SSH already dead, can’t restart the addon, System log empty, can still use the GUI to interact with my devices, more more error messages are coming: https://pastebin.com/A0ykyvmF

rdehuyss · April 12, 2019, 5:40pm

How big is your sqlite DB? Do you purge it?

pattyland · April 12, 2019, 6:37pm

I deleted it yesterday because it had integrity problems. I think I deleted it every month…

ConcordGE · April 12, 2019, 6:43pm

You didn’t mention what version of HA you were running on or what hardware it was running on. I’ve noticed a bit of instability in 0.91.2 but I see today 0.91.3 is now available. Might be worth updating.

If using an SD card it may be going bad. As mentioned above try deleting the DB and the HA log files too.
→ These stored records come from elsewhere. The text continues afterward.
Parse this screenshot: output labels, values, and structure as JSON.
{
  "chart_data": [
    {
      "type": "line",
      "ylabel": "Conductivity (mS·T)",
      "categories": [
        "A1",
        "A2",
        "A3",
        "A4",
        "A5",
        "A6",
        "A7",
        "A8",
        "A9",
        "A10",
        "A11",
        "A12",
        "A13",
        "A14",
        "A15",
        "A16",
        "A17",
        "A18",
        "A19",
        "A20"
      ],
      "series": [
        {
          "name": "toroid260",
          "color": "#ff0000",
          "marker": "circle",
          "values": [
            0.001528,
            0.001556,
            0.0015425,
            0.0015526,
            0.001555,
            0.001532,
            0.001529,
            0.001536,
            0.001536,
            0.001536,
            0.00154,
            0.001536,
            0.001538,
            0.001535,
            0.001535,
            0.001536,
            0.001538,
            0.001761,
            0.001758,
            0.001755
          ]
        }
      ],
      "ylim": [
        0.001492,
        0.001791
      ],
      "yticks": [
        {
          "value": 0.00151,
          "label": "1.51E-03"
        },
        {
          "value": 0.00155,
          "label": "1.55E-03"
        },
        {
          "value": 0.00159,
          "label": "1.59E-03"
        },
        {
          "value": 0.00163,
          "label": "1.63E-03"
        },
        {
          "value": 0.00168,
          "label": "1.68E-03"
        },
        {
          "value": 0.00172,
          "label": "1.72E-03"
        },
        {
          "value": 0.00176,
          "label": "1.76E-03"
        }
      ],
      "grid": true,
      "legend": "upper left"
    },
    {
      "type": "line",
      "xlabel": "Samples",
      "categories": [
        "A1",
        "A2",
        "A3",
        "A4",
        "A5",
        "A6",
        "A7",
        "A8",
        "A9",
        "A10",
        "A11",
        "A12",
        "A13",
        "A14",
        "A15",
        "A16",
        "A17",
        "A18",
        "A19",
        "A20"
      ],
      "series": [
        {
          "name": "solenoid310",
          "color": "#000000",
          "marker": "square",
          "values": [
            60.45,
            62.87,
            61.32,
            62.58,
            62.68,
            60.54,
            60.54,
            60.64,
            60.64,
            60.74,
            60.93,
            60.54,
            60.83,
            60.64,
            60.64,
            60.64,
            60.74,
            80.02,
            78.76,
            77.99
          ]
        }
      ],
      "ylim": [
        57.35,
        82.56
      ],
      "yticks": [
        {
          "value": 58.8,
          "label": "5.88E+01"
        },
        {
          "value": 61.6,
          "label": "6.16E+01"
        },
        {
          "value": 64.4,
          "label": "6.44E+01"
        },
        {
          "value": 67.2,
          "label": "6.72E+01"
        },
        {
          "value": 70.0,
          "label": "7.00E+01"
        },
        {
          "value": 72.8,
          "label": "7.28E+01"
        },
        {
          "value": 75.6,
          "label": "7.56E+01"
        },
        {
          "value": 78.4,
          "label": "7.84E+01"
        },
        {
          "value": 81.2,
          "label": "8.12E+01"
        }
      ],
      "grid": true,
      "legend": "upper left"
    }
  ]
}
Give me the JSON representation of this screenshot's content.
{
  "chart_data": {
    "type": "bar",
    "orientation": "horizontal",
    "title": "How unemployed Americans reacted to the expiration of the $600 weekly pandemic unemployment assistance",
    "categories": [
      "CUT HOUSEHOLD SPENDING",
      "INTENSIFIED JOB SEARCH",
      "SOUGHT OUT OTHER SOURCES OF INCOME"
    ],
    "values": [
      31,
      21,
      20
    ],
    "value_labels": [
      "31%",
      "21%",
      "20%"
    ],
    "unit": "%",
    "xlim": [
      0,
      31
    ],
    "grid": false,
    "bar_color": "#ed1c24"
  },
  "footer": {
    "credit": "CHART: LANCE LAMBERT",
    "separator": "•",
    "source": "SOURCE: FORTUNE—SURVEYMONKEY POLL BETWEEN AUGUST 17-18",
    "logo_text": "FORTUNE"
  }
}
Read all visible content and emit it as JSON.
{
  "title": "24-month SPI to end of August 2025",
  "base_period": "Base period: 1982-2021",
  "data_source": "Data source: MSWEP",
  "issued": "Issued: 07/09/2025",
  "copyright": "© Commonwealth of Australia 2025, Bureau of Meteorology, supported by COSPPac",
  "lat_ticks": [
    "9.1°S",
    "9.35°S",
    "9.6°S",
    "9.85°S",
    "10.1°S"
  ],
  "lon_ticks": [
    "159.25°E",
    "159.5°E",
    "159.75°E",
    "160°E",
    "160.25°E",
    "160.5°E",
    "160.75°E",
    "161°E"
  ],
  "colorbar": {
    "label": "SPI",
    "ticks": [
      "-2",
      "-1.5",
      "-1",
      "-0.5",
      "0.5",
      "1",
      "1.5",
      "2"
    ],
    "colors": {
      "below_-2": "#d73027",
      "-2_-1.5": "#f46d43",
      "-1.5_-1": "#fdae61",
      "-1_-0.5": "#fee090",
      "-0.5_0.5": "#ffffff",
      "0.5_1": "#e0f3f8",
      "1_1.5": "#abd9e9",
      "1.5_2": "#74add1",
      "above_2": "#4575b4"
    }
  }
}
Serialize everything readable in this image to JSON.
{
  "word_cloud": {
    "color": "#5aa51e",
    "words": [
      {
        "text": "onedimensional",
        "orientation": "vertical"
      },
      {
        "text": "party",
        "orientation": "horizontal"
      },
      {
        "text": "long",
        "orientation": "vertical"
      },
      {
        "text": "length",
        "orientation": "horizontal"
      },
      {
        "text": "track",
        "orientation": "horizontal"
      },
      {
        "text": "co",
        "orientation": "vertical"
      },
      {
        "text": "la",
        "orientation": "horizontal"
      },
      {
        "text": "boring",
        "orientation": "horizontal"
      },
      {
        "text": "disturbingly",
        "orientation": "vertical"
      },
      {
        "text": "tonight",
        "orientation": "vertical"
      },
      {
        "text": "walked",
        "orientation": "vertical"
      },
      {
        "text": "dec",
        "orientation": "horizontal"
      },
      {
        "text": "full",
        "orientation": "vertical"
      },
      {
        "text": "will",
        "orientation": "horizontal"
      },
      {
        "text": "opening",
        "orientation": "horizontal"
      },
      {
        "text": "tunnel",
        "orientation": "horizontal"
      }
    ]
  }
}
pattyland · April 12, 2019, 7:02pm

HA 0.91.3 on a NUC J3455. I deleted the DB, I’m not sure how I delete log files on HassOS?
Right now I can’t even connect via SSH or SMB

firstof9 · April 12, 2019, 7:03pm

Sounds like a full disk.

pattyland · April 12, 2019, 7:04pm

firstof9 · April 12, 2019, 7:06pm

Error writing config for auth: [Errno 30] Read-only file system: '/config/.storage/tmp6nc4b1z8'

Your disk is remounting in read only mode, this happens when there’s a filesystem issue.

pattyland · April 12, 2019, 7:10pm

I flashed the image on my ssd with etcher. Could this be a problem? That the filesystem got not resized or something? Or should the sensor display the not-resized size then?

That would explain the short time where it runs fine

firstof9 · April 12, 2019, 7:17pm

The disk is likely bad, you’ll need a new SDcard or switch to a HDD/SDD or USB drive.

pattyland · April 12, 2019, 7:25pm

There is a slightly used 60GB SSD in my NUC that I checked with HDDScan before flashing. Do you think I should ran another test?

firstof9 · April 12, 2019, 7:29pm

Honestly you’d need to check the kernel logs for what’s going on fully, and to do that you’ll need SSH access to the main OS or mount the disk in another instance of linux somewhere.

ConcordGE · April 12, 2019, 7:50pm

It’s likely you’re SSD is fine it’s just that you may have flashed a bad image. What else if anything is running on your NUC.